Certificate and private key configuration for TLS/SSL connections
certificates
The certificates clause defines named X.509 certificate and private key
objects that other parts of the configuration reference (for example TLS
listeners, EAP‑TLS / PEAP / TTLS methods, management HTTPS, RADIUS/TLS, or
internal components requiring a certificate/key pair). Centralizing these
definitions avoids repeating file paths and eases rotation.

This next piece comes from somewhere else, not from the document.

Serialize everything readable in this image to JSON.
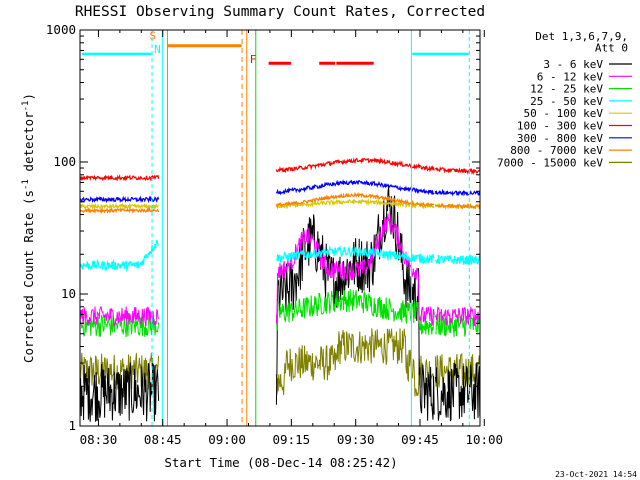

A definition is purely a reference wrapper around on‑disk PEM files; the server loads and holds them in memory after parsing.
Structure
certificates {
x509 "SERVER_CERT" {
filename "/etc/radiator/certs/server.pem";
}
key "SERVER_KEY" {
filename "/etc/radiator/private/server-key.pem";
# password "correcthorsebatterystaple";
}
}
You can define any number of certificate (x509) and private key (key) blocks.

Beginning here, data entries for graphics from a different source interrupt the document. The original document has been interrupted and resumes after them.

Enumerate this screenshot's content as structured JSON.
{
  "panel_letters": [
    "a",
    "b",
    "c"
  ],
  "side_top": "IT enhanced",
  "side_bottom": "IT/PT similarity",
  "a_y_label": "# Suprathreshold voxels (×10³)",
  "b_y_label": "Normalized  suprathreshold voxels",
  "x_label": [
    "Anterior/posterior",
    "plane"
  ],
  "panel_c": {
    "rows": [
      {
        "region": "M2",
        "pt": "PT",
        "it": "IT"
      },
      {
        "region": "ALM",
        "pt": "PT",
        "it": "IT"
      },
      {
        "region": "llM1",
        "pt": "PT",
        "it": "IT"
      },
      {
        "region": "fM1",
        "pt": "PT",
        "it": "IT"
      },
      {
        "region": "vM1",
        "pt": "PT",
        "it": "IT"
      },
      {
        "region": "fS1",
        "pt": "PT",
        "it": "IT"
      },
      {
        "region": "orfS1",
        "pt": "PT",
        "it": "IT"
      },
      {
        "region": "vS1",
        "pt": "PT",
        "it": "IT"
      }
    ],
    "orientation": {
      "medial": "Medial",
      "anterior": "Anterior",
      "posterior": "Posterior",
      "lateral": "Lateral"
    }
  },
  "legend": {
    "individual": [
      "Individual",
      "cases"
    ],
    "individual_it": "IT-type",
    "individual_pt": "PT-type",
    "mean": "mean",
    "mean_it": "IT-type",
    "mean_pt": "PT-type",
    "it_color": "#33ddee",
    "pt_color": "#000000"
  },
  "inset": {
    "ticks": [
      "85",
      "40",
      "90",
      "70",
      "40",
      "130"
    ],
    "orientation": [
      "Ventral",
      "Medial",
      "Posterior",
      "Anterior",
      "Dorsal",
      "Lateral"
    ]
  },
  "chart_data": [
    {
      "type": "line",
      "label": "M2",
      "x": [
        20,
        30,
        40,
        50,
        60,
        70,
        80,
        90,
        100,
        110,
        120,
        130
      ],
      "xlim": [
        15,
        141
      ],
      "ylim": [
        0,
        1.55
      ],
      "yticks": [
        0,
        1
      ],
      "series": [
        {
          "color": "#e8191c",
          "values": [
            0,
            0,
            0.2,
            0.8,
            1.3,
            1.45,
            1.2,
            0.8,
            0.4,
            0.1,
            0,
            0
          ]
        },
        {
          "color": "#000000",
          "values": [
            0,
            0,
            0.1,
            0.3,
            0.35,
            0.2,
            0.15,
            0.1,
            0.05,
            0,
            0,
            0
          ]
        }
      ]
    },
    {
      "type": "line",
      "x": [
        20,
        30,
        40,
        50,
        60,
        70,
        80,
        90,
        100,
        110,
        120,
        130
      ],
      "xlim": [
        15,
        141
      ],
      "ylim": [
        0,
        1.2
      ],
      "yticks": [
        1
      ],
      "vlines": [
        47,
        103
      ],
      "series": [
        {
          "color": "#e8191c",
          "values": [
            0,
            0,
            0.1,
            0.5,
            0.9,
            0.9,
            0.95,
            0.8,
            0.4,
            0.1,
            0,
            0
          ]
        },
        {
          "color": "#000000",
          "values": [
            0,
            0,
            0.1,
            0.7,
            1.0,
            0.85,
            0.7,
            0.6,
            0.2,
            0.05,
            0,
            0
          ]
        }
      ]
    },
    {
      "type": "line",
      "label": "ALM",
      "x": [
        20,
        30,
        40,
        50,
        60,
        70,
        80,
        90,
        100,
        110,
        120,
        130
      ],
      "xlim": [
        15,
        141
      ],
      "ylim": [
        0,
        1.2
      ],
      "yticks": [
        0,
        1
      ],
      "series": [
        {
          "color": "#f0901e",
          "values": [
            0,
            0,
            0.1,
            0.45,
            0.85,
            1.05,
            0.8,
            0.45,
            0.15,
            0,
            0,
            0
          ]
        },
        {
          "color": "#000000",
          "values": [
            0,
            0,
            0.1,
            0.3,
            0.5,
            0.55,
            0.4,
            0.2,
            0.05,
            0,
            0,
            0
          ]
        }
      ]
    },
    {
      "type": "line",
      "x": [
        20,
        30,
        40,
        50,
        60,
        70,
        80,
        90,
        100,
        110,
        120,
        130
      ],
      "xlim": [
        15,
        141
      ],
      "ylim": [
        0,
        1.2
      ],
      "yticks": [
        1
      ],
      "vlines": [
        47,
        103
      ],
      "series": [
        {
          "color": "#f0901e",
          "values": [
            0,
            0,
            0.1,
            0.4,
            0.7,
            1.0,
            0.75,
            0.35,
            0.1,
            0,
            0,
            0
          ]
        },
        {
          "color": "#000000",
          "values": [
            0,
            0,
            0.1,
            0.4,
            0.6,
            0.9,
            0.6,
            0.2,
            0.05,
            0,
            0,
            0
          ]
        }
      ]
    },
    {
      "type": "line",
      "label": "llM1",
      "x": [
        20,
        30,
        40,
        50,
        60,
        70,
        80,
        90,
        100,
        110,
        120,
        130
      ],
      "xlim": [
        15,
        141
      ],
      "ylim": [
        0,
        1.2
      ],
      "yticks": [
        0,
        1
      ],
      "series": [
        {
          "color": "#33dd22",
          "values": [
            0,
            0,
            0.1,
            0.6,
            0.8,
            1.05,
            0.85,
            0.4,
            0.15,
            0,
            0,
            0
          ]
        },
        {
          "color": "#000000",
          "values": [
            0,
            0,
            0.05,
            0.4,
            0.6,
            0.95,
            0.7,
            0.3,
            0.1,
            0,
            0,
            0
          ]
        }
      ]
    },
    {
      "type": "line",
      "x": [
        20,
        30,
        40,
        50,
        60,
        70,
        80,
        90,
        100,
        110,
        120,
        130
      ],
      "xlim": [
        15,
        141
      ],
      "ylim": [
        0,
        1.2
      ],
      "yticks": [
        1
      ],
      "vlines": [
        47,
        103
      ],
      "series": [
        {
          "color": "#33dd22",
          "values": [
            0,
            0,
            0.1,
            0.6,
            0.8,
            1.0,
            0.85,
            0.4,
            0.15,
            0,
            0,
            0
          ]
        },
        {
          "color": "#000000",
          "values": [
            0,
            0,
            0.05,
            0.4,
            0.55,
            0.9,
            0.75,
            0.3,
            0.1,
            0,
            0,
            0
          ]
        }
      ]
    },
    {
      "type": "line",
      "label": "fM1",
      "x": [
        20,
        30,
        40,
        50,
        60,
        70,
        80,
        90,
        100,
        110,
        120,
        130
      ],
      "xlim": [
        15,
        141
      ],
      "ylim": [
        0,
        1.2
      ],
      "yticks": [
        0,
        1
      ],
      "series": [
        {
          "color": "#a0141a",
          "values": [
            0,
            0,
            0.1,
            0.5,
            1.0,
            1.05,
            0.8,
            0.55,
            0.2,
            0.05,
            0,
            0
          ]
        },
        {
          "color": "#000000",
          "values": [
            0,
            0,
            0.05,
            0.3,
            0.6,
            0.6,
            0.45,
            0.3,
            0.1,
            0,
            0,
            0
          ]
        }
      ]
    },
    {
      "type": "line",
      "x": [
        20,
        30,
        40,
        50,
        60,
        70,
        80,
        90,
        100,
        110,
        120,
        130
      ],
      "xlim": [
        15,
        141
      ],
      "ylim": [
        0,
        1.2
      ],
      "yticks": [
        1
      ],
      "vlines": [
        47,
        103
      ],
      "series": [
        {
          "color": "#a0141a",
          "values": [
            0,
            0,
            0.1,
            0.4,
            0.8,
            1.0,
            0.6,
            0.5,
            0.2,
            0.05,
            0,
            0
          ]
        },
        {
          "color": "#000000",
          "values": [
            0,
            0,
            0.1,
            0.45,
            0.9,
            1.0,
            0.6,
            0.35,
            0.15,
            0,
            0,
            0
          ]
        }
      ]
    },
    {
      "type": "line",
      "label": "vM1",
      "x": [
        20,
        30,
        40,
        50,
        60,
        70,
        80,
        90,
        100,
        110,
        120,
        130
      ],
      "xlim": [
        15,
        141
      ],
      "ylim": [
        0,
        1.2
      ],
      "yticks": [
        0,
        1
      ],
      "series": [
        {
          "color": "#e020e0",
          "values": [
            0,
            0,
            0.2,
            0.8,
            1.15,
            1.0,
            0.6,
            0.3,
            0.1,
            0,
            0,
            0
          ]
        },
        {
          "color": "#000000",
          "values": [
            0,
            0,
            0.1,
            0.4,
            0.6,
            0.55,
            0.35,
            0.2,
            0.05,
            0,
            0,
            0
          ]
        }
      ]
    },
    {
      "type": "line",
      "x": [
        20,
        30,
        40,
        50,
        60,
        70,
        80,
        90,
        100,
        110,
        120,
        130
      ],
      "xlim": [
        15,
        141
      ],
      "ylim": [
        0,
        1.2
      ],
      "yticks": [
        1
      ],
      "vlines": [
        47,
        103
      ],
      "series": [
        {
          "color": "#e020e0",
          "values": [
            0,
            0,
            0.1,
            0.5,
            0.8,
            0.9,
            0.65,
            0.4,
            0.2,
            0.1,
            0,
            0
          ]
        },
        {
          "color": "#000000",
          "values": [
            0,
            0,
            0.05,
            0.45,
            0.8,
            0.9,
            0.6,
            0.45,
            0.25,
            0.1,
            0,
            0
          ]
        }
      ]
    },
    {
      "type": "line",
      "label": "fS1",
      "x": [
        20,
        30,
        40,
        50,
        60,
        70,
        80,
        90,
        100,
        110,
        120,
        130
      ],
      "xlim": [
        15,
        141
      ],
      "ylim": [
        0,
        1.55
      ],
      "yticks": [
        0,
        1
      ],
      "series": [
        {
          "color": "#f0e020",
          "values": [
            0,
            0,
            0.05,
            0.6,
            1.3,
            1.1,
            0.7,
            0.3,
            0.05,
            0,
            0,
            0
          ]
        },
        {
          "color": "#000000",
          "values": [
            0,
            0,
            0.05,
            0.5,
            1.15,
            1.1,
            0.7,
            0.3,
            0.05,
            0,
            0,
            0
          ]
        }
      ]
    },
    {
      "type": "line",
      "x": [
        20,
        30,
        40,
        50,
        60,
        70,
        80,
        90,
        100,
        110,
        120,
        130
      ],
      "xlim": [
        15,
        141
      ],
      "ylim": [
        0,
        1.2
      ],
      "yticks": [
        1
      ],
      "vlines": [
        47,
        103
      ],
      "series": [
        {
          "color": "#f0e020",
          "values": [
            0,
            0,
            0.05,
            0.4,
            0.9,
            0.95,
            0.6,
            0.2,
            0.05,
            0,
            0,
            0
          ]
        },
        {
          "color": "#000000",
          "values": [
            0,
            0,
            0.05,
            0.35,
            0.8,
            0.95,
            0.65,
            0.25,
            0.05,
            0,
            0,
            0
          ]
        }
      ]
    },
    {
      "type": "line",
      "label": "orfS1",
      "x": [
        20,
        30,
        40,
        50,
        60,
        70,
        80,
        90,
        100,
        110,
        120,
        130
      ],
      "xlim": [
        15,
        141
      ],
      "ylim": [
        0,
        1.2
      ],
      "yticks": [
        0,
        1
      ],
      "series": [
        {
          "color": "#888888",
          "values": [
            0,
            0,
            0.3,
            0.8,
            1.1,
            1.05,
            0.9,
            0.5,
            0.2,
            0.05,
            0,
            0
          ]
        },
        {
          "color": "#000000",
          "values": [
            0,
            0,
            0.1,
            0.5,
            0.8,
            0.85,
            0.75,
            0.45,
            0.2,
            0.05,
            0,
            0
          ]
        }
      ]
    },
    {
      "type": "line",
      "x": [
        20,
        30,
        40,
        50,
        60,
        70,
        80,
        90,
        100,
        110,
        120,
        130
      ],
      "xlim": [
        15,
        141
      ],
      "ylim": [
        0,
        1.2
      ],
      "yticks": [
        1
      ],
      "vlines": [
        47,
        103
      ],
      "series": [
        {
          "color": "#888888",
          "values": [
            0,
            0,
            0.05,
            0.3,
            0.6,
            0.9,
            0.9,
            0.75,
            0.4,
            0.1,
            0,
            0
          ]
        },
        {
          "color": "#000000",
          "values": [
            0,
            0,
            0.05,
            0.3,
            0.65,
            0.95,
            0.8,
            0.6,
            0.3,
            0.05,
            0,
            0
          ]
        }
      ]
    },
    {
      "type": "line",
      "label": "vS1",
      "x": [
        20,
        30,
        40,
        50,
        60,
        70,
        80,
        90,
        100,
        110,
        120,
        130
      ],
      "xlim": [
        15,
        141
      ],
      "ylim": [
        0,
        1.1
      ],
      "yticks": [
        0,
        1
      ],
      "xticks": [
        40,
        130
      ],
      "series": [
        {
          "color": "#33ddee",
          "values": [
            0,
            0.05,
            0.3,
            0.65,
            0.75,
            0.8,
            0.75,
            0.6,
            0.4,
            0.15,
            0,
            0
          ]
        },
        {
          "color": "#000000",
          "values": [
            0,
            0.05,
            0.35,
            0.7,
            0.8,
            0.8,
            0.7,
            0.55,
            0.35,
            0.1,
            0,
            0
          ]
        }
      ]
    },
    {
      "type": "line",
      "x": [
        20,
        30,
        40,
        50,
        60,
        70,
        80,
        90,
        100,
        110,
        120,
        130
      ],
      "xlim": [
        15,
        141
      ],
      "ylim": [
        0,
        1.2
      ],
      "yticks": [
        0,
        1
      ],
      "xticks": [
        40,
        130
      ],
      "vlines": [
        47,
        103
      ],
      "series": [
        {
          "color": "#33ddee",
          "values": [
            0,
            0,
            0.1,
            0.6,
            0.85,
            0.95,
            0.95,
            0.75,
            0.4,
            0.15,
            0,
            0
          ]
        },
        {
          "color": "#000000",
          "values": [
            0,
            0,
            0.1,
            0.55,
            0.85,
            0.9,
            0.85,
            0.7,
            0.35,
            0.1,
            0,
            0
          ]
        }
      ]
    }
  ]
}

Names are case sensitive. Reusing a name will cause a configuration error.
Blocks and Statements
| Element | Context | Required | Description |
|---|---|---|---|
x509 "NAME" { ... } | certificates | No (≥1 if you need TLS) | Declares a certificate by name |
filename "path"; | Inside x509 | Yes | Absolute or relative path to PEM certificate |
key "NAME" { ... } | certificates | No (required if private key needed) | Declares a private key by name |
filename "path"; | Inside key | Yes | Path to PEM encoded private key |
password "*****"; | Inside key | No | Passphrase for encrypted key (if the PEM is encrypted) |
Relative paths are resolved relative to the working directory of the running process (typically the directory where you start the server). Prefer absolute paths for production.
Usage in Other Clauses
Example: EAP‑TLS inside an AAA handler:
authentication {
backend "USERS";
eap {
eap-tls {
tls {
certificate "SERVER_CERT";
certificate_key "SERVER_KEY";
# client_ca_certificate "CLIENTS_CA";
# require_client_certificate true;
}
}
}
}
Example: TLS listener (shape depends on the server protocol block):
servers {
radius "auth-tls" {
listen {
protocol tls;
port 2083;
ip 0.0.0.0;
}
# certificate/key reference occurs in the TLS sub-block for the listener
policy "DEFAULT";
}
}
(Refer to the server / EAP method documentation for the exact directive names
and where to reference certificate and certificate_key.)